Martyr
- Born: Najran
- Died: 9 March (unknown year) Ramla
- Venerated in: Eastern Orthodox Church

= Qays al-Ghassani =

Qays al-Ghassani, also known as 'Abd al-Masih, was a medieval Christian martyr. He died in the 9th century, during a wave of conversions to Islam. His death was recorded in a 10th-century manuscript now belonging to Saint Catherine's Monastery, on Mount Sinai.

==Life==
Qays, called ibn Rabi and ibn Yazid al-Ghassani, was a Christian Arab of Najran, in southern Arabia. Living in the 9th century CE he fell in with a group of Muslims who practised raiding, and while in their company converted to Islam.
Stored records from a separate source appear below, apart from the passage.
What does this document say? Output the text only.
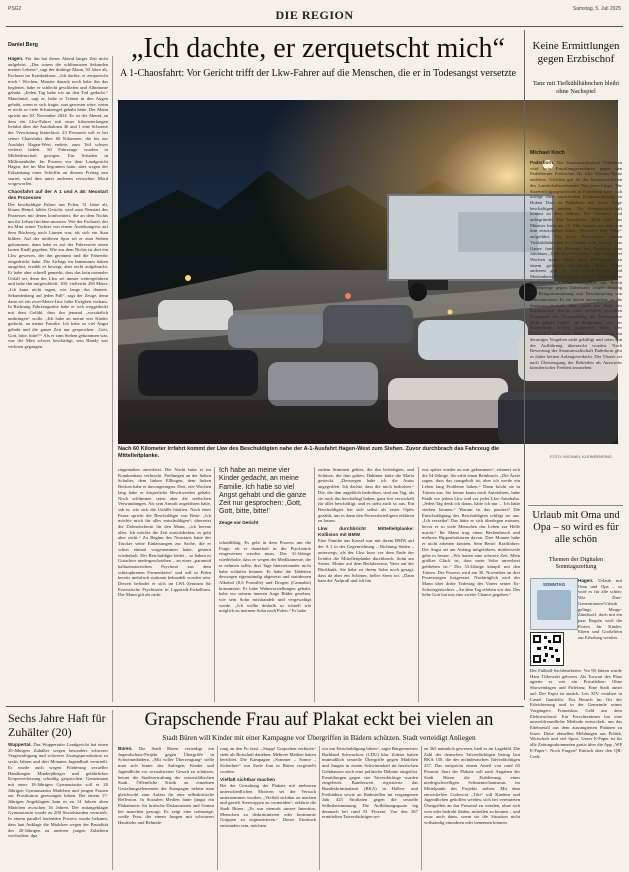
PSG2	DIE REGION	Samstag, 5. Juli 2025
Daniel Berg	„Ich dachte, er zerquetscht mich“
A 1-Chaosfahrt: Vor Gericht trifft der Lkw-Fahrer auf die Menschen, die er in Todesangst versetzte

Hagen. Für ihn hat dieser Abend langer Zeit nicht aufgehört. „Das waren die schlimmsten Sekunden meines Lebens“, sagt der drahtige Mann, 50 Jahre alt, Facharzt im Krankenhaus. „Ich dachte, er zerquetscht mich.“ Wochen, Monate danach noch habe ihn das begleitet, habe er schlecht geschlafen und Albträume gehabt. „Jeden Tag habe ich an den Tod gedacht.“ Manchmal, sagt er, habe er Tränen in den Augen gehabt, wenn er sich fragte, was gewesen wäre, wenn er nicht so viele Schutzengel gehabt hätte. Der Mann spricht am 30. November 2024. Es ist der Abend, an dem ein Lkw-Fahrer mit einer kilometerlangen Irrfahrt über die Autobahnen 46 und 1 eine Schneise der Verwüstung hinterlässt. 23 Personen soll er bei seiner Chaosfahrt über 60 Kilometer, die bis zur Ausfahrt Hagen-West endete, zum Teil schwer verletzt haben. 50 Fahrzeuge wurden in Mitleidenschaft gezogen. Ein Schaden in Millionenhöhe. Im Prozess vor dem Landgericht Hagen, der im Mai begonnen hatte, aber wegen der Erkrankung einer Schöffin an diesem Freitag neu startet, wird ihm unter anderem versuchter Mord vorgeworfen.

Chaosfahrt auf der A 1 und A 46: Neustart des Prozesses

Der beschuldigte Fahrer aus Polen, 31 Jahre alt, blaues Hemd, fahles Gesicht, wird zum Neustart des Prozesses mit denen konfrontiert, die an dem Nichts um ihr Leben fürchten mussten. Wie der Facharzt, der im Mini seiner Tochter von einem Ärztekongress auf dem Rückweg nach Linnen war, als sich ein Stau bildete. Auf der mittleren Spur sei er zum Stehen gekommen, dann habe es auf der Fahrerseite einen lauten Knall gegeben. Wie aus dem Nichts ist dort ein Lkw gewesen, der ihn gerammt und die Fahrertür eingedrückt habe. Die Airbags im Innenraum hätten ausgelöst, erzählt er bewegt, aber nicht aufgebracht. Er habe aber schnell gemerkt, dass das kein normaler Unfall sei, denn der Lkw sei immer weitergefahren und habe ihn mitgeschleift, 100, vielleicht 200 Meter. „Ich kann nicht sagen, wie lange das dauerte. Sekundenlang auf jeden Fall“, sagt der Zeuge, denn dann sei ein zwei-Meter-Lkw höhe Ewigkeit vorkam. In Richtung Fahrzeugmitte habe er sich weggeduckt mit dem Gefühl, dass ihn jemand „vorsätzlich umbringen“ wolle. „Ich habe an meine vier Kinder gedacht, an meine Familie. Ich habe so viel Angst gehabt und die ganze Zeit nur gesprochen: ‚Gott, Gott, bitte, bitte!‘“ Als er zum Stehen gekommen war, war der Mini schwer beschädigt, sein Handy war verloren gegangen.

Nach 60 Kilometer Irrfahrt kommt der Lkw des Beschuldigten nahe der A-1-Ausfahrt Hagen-West zum Stehen. Zuvor durchbrach das Fahrzeug die Mittelleitplanke.	FOTO: MICHAEL KLEINRENSING
ringemaßen unverletzt. Die Nacht habe er im Krankenhaus verbracht. Prellungen an der linken Schulter, dem linken Ellbogen, dem linken Becken habe er davongetragen. Drei, vier Wochen lang habe er körperliche Beschwerden gehabt. Noch schlimmer seien aber die seelischen Verwundungen. Als sein Anwalt angefahren hatte, sah er, wie sich die Unfälle häuften. Nach einer Pause spricht der Beschuldigte von Reue: „Ich möchte mich für alles entschuldigen“, übersetzt die Dolmetscherin für den Mann, „ich bereue alles. Ich möchte die Zeit zurückdrehen, es geht aber nicht.“ Zu Beginn des Neustarts hatte der Trucker seine Einlassungen zur Sache, die er schon einmal vorgenommen hatte, gestern wiederholt. Der Beschuldigte leidet – so haben es Gutachter niedergeschrieben – an einer „paranoid halluzinatorischen Psychose aus dem schizophrenen Formenkreis“ und soll in Polen bereits mehrfach stationär behandelt worden sein. Derzeit befindet er sich im LWL-Zentrum für Forensische Psychiatrie in Lippstadt-Eickelborn. Der Mann gilt als nicht
Ich habe an meine vier Kinder gedacht, an meine Familie. Ich habe so viel Angst gehabt und die ganze Zeit nur gesprochen: ‚Gott, Gott, bitte, bitte!‘
Zeuge vor Gericht
schuldfähig. Es geht in dem Prozess um die Frage, ob er dauerhaft in die Psychiatrie eingewiesen werden muss. Der 31-Jährige wiederholte, dass er wegen der Medikamente, die er nehmen sollte, drei Tage hintereinander nicht habe schlafen können. Er habe die Tabletten deswegen eigenständig abgesetzt und stattdessen Alkohol (0,6 Promille) und Drogen (Cannabis) konsumiert. Er habe Wahnvorstellungen gehabt, habe vor seinem inneren Auge Bilder gesehen, wie sein Sohn misshandelt und vergewaltigt werde. „Ich wollte deshalb so schnell wie möglich zu meinem Sohn nach Polen.“ Er habe

zudem Stimmen gehört, die ihn beleidigten, und Schüsse, die ihm galten. Dahinter hätte die Mafia gesteckt. „Deswegen habe ich die Autos angegriffen. Ich dachte, dass die mich bedrohen.“ Die, die ihm angeblich bedrohten, sind am Tag, als sie noch ihn beschäftigt haben, ganz frei verwickelt für alles beschäftigt, und es sieht auch so aus. Ein Beschuldigter hat sich selbst als erster Opfer gezählt, um es dann den Prozessbeteiligten erklären zu lassen.

Lkw durchbricht Mittelleitplanke: Kollision mit BMW

Eine Familie aus Kassel war mit ihrem BMW auf der A 1 in der Gegenrichtung – Richtung Süden – unterwegs, als der Lkw kurz vor dem Ende der Irrfahrt die Mittelleitplanke durchbrach. Sohn am Steuer, Mutter auf dem Beifahrersitz, Vater auf der Rückbank. Sie habe zu ihrem Sohn noch gesagt, dass da aber ein Schöner, heller Stern sei. „Dann kam der Aufprall und ich bin

erst später wieder zu mir gekommen“, erinnert sich die 54-Jährige. Sie erlitt einen Beinbruch. „Die Ärzte sagen, dass das rausgeholt ist, aber ich werde ein Leben lang Probleme haben.“ Dann bricht sie in Tränen aus: Sie könne kaum noch Autofahren, habe Panik vor jedem Lkw und vor jeder Lkw-Autobahn. „Jeden Tag denk ich daran, hätte ich nur ... Ich hätte sterben können.“ Warum ist das passiert? Die Entschuldigung des Beschuldigten schlägt sie aus. „Ich verzeihe! Das hätte er sich überlegen müssen, bevor er so viele Menschen das Leben zur Hölle macht.“ Ihr Mann trug einen Beckenbruch und mehrere Rippenfrakturen davon. Drei Monate habe er nicht arbeiten können. Sein Beruf: Kraftfahrer. Die Angst sei am Anfang mitgefahren, mittlerweile gehe es besser. „Wir hatten eine schwere Zeit. Mein größtes Glück ist, dass mein Sohn unverletzt geblieben ist.“ Der 53-Jährige kämpft mit den Tränen. Der Prozess wird am 30. November an drei Prozesstagen fortgesetzt. Nachträglich wird der Mann über dritte Todestag des Vaters seiner Ex-Schwiegertochter. „An dem Tag erleben wir das. Der liebe Gott hat uns eine zweite Chance gegeben.“
Keine Ermittlungen gegen Erzbischof
Tanz mit Tiefkühlhähnchen bleibt ohne Nachspiel
Michael Koch

Paderborn. Die Staatsanwaltschaft Paderborn wird kein Ermittlungsverfahren gegen den Paderborner Erzbischof Dr. Udo Markus Bentz einleiten. Gleiches gilt für die Verantwortlichen des Landschaftsverbandes Westfalen-Lippe. Die Strafverfolgungsbehörde in Paderborn hatte sich infolge einer umstrittenen Kulturdarbietung im Hohen Dom zu Paderborn mit dieser Frage beschäftigen müssen. Die Staatsanwaltschaft kommt zu dem Schluss: Die Vorwürfe sind unbegründet. Das Tanztheater „Body Talk“ aus Münster hatte am 15. Mai Szenen aus dem von ihm entwickelten Stück „Westfalen Side Story“ aufgeführt. Bei dieser Performance kamen Tiefkühlhähnchen in Windeln zum Einsatz. Das Ganze fand im Rahmen des Festaktes zum Jubiläum „1250 Jahre Westfalen“ statt. Etwa zwei Wochen später führte diese Performance zu einem größeren öffentlichen Echo. Unter anderem gab es eine Online-Petition und Medienberichterstattungen. Am 30. Mai erstattete Rechtsanwalt Gunnar Schupelius aus Berlin Strafanzeige gegen Unbekannt wegen Störung der Religionsausübung und Beschimpfung von Bekenntnissen. Es sei davon auszugehen, so die Staatsanwaltschaft, dass „auch aus Sicht der Katholischen Kirche vom rechtlich geprüften Programm der Veranstaltung die Performance nicht gehabt habe“, ein Programm, das der Katholische Kirche vorbereitet habe. Der Erzbischof und seine Mitarbeitenden hätten ein derartiges Vorgehen nicht gebilligt und seien von der Aufführung überrascht worden. Nach Bewertung der Staatsanwaltschaft Paderborn gibt es daher keinen Anfangsverdacht. Der Tänzer sei nach Überzeugung der Behörden als Auswuchs künstlerischer Freiheit anzusehen.

Urlaub mit Oma und Opa – so wird es für alle schön
Themen der Digitalen Sonntagszeitung
SONNTAG

Hagen. Urlaub mit Oma und Opa – so wird es für alle schön: Wie Drei-Generationen-Urlaub gelingt. Merge-Zündstoff, doch mit ein paar Regeln wird die Ferien für Kinder, Eltern und Großeltern zur Erholung werden.

Der Fußball-Sachbearbeiter: Vor 90 Jahren wurde Hans Tilkowski geboren. Als Torwart des Platz agierte er wie ein Privatleben: Ohne Showeinlagen und Firlefanz. Eine Stadt atmet auf: Der Papst ist zurück. Leo XIV. residiert in Castel Gandolfo. Ein Besuch im Ort der Erleichterung und in der Gemeinde seines Vorgängers Franziskus. Geld aus dem Elektroschrott: Ein Forschernteam hat eine umweltfreundliche Methode entwickelt, um das Edelmetall aus dem ausrangierten Platinen zu lösen. Diese aktuellen Meldungen aus Politik, Wirtschaft und viel Sport. Unser E-Paper ist für alle Zeitungsabonnenten gratis über die App „WP E-Paper“. Noch Fragen? Einfach über den QR-Code.
Sechs Jahre Haft für Zuhälter (20)

Wuppertal. Das Wuppertaler Landgericht hat einen 20-Jährigen Zuhälter wegen besonders schwerer Vergewaltigung und schwerer Zwangsprostitution zu sechs Jahren und drei Monaten Jugendhaft verurteilt. Er wurde auch wegen Förderung sexueller Handlungen Minderjähriger und gefährlicher Körperverletzung schuldig gesprochen. Gemeinsam mit einer 18-Jährigen Gymnasiastin soll er 20 Jährigen Gymnasiastin Mädchen und jungen Frauen zur Prostitution gezwungen haben. Bei einem 17-Jährigen Angeklagten kam es zu 14 Jahren alten Mädchen zwischen 16 Jahren. Der mitangeklagte Gymnasiastin wurde zu 200 Sozialstunden verurteilt. In einem parallel laufenden Prozess wurde bekannt, dass laut Anklage die Mädchen wegen der Brutalität des 20-Jährigen zu anderen jungen Zuhältern wechselten. dpa

Grapschende Frau auf Plakat eckt bei vielen an
Stadt Büren will Kinder mit einer Kampagne vor Übergriffen in Bädern schützen. Stadt verteidigt Anliegen

Büren. Die Stadt Büren verteidigt ein Jugendschutz-Projekt gegen Übergriffe in Schwimmbädern. „Mit voller Überzeugung“ stelle man sich hinter das Anliegen, Kinder und Jugendliche vor sexualisierter Gewalt zu schützen, betont die Stadtverwaltung der ostwestfälischen Stadt. Öffentliche Kritik an einzelnen Gestaltungselementen der Kampagne nehme man gleichwohl zum Anlass für eine selbstkritische Reflexion. In Sozialen Medien hatte jüngst ein Plakatmotiv für kritische Diskussionen und Unmut bei manchen gesorgt. Es zeigt eine rothaarige, weiße Frau, die einem Jungen mit schwarzer Hautfarbe und Behinde-

rung an den Po fasst. „Stopp! Grapschen verboten“ steht als Botschaft daneben. Mehrere Medien hatten berichtet. Die Kampagne „Sommer – Sonne – Sicherheit“ war Ende Juni in Büren vorgestellt worden.

Vielfalt sichtbar machen

Bei der Gestaltung der Plakate mit mehreren unterschiedlichen Motiven sei der Versuch unternommen worden, „Vielfalt sichtbar zu machen und gezielt Stereotypen zu vermeiden“, erklärte die Stadt Büren. „Es war niemals unsere Intention, Menschen zu diskriminieren oder bestimmte Gruppen zu stigmatisieren.“ Dieser Eindruck entstanden sein, möchten

wir um Entschuldigung bitten“, sagte Bürgermeister Burkhard Schwuchow (CDU) klar. Zuletzt hatten mutmaßlich sexuelle Übergriffe gegen Mädchen und Jungen in einem Schwimmbad im hessischen Gelnhausen auch eine politische Debatte ausgelöst. Ermittlungen gegen vier Tatverdächtige wurden eingeleitet. Bundesweit registrierte das Bundeskriminalamt (BKA) in Hallen- und Freibädern sowie an Badestellen im vergangenen Jahr 423 Straftaten gegen die sexuelle Selbstbestimmung. Die Aufklärungsquote lag demnach bei rund 81 Prozent. Von den 367 ermittelten Tatverdächtigen sei-
en 365 männlich gewesen, hieß es im Lagebild. Die Zahl der deutschen Tatverdächtigen betrug laut BKA 150, die der nichtdeutschen Tatverdächtigen 237. Das entspricht einem Anteil von rund 65 Prozent. Start der Plakate soll nach Angaben der Stadt Büren die Etablierung eines niedrigschwelligen Schutzmechanismus im Mittelpunkt des Projekts stehen: Mit dem entwickelten Codewort „Tiki“ soll Kindern und Jugendlichen geholfen werden, sich bei vermuteten Übergriffen an das Personal zu wenden, ohne sich weit oder bedroht fühlen, mitteilen zu können – und zwar auch dann, wenn sie die Situation nicht vollständig einordnen oder benennen können.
However, after some thirteen years, while at Baalbek, he heard the Gospel being read by a priest; he was reminded of his past life as a Christian, and became convinced of the error of his ways. He renounced his conversion to Islam and became a monk, first at Sabas, then at Mount Sinai. He served as steward, then superior, at Mount Sinai, and during this time he needed to travel to Ramla on a legal matter. While there he was recognized by an associate from his raiding days and arrested as an apostate. He was tried, and when he refused to return to Islam he was beheaded.